Pushing yoga for treating back pain
MED doctor wins grant to study effectiveness in low-income populations
The National Institutes of Health (NIH) recently awarded a School of Medicine doctor $625,000 over five years to develop clinical research skills in alternative medicine. Robert Saper aims to heal the aching backs of underserved populations.
“Chronic lower back pain is very prevalent in our society," says Saper, director of integrative medicine in the family medicine department at MED. "It takes a huge toll on the cost of disability, and there are relatively few treatments for it.” He will investigate the effectiveness of yoga for back pain in low-income minorities.
The National Center for Complementary and Alternative Medicine, a division of NIH, established the grant program to help new researchers in the field of complementary and alternative medicine hone their investigative and academic leadership skills and develop curricula.
Saper says his job as a researcher is to discover which alternative treatments work and should be incorporated into traditional medicine, and which ones do not. The traditional treatments for back pain include medication, physical therapy, injection and surgery. He chose to focus on yoga for undeserved populations because it could be easy to administer.
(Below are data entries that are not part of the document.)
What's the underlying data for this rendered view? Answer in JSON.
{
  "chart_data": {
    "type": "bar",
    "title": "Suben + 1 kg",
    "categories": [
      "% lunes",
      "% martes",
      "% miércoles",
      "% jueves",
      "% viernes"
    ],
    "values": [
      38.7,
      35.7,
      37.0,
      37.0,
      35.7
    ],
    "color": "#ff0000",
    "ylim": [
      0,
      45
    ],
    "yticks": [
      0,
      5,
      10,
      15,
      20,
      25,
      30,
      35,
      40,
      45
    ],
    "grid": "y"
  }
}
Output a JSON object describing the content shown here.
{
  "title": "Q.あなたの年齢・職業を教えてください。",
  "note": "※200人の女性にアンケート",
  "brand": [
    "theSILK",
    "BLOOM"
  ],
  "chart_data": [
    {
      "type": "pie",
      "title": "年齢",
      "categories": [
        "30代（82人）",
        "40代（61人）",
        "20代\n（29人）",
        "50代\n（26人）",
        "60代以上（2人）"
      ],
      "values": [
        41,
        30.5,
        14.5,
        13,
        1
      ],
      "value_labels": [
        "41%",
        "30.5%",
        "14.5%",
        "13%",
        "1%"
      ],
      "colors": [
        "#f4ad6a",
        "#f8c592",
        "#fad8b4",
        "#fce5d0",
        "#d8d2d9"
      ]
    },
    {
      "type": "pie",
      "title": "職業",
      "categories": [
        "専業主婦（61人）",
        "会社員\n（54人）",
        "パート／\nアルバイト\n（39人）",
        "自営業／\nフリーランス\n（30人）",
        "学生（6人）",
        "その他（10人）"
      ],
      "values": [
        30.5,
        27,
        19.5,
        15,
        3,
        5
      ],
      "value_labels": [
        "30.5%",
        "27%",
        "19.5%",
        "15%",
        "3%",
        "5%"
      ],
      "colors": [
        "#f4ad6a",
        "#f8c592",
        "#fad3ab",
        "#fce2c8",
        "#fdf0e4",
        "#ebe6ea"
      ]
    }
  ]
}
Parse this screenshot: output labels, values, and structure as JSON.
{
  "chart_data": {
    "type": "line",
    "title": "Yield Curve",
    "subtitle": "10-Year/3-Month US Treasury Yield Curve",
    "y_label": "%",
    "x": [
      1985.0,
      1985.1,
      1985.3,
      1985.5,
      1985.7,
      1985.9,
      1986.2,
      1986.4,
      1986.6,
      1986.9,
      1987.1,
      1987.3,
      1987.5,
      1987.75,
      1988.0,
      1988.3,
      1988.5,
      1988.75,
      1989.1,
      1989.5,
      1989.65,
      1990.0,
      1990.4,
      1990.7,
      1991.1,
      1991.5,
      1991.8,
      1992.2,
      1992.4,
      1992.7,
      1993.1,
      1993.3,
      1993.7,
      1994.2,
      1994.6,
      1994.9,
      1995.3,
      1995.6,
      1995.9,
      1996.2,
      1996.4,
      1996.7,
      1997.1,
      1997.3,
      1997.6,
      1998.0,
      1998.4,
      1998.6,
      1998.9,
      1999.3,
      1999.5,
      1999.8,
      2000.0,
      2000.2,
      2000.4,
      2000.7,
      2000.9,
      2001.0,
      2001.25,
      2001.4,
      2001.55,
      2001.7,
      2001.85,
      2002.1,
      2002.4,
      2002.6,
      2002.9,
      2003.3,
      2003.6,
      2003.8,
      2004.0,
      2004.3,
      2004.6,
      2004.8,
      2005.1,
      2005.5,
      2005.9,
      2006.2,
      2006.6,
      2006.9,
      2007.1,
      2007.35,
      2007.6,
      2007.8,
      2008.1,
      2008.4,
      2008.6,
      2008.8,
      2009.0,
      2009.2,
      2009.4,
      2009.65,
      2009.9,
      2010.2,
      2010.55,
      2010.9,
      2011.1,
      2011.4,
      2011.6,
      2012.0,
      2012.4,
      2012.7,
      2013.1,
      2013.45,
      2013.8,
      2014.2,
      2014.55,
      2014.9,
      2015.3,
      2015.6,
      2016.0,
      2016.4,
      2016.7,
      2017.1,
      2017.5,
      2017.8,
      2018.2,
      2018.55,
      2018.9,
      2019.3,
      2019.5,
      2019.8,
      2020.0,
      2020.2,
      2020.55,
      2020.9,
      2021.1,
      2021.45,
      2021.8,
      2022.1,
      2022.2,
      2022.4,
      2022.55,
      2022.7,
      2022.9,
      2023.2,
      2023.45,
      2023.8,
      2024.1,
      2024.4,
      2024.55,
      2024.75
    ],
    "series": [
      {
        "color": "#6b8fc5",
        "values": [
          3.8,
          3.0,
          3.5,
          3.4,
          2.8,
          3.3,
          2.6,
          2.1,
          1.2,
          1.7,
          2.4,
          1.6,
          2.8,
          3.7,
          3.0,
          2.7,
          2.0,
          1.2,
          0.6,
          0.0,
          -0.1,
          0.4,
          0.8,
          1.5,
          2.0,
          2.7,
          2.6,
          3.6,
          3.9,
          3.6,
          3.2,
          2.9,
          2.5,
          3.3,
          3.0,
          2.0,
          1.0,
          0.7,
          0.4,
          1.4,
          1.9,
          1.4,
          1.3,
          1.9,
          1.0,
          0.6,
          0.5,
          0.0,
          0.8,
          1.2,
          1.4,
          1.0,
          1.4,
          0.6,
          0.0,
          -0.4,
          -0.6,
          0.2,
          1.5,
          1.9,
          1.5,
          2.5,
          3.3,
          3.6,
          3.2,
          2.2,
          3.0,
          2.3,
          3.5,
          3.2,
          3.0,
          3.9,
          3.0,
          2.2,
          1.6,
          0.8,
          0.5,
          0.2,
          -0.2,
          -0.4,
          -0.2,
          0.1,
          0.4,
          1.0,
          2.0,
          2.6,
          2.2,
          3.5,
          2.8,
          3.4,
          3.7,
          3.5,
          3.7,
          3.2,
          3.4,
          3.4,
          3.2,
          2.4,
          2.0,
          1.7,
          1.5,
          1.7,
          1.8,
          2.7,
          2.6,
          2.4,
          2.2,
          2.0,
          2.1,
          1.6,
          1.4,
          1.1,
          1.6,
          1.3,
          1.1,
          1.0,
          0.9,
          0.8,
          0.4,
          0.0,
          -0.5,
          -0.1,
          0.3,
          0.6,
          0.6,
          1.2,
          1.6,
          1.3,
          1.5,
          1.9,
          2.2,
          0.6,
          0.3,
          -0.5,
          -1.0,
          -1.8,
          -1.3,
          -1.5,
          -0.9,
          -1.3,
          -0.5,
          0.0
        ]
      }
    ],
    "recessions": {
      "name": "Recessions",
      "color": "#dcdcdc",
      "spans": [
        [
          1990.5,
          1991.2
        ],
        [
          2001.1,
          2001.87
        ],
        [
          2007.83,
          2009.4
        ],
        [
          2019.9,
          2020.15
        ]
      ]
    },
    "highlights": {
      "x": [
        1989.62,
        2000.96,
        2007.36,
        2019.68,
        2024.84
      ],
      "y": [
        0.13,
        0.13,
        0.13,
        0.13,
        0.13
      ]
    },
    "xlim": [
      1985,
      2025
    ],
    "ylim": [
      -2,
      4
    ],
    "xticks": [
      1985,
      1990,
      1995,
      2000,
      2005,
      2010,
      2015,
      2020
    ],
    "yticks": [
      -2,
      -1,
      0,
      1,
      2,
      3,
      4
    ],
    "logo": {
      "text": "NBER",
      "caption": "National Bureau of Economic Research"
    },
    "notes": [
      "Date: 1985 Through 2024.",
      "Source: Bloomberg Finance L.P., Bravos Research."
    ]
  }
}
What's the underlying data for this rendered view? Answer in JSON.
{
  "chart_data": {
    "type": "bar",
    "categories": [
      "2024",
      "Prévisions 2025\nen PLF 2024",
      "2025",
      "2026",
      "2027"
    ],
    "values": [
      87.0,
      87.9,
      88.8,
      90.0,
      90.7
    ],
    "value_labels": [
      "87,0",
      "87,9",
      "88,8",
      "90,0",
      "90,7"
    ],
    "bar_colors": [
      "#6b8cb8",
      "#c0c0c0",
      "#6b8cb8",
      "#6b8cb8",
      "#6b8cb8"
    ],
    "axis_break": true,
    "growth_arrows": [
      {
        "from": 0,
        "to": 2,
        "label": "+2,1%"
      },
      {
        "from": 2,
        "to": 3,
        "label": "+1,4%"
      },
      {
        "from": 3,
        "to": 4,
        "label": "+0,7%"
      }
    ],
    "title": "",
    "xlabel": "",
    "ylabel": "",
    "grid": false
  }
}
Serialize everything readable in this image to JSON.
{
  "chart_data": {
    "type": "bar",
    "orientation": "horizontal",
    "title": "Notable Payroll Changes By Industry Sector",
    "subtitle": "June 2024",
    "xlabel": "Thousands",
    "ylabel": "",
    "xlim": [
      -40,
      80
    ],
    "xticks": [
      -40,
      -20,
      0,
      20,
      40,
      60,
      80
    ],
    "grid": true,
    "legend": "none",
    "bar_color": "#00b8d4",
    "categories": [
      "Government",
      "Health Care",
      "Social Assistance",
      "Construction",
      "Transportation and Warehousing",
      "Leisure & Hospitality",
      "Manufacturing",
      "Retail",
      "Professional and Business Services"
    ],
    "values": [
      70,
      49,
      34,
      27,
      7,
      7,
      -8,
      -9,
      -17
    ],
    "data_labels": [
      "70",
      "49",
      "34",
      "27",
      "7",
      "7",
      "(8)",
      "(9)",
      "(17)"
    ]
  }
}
“If yoga is found to be helpful for this condition, it may be promising. It’s relatively inexpensive, can be taught in a group, and may have other benefits,” such as relief from other pain or depression, he says.
For the study, Saper is recruiting 30 patients through Boston Medical Center clinics. Half will practice yoga for three months and the other half will not. A yoga expert has designed a program targeted for this population that is specifically aimed at relieving lower back pain, Saper says. The study will measure the pain level for all the subjects.
When alternative therapies are proven to be effective, it’s important that they are made available to everyone, Saper says, without regard to income, race or geographic location.
He is also studying alternative therapies to help pregnant women quit smoking and is investigating high metal contents of some Ayurvedic medicines.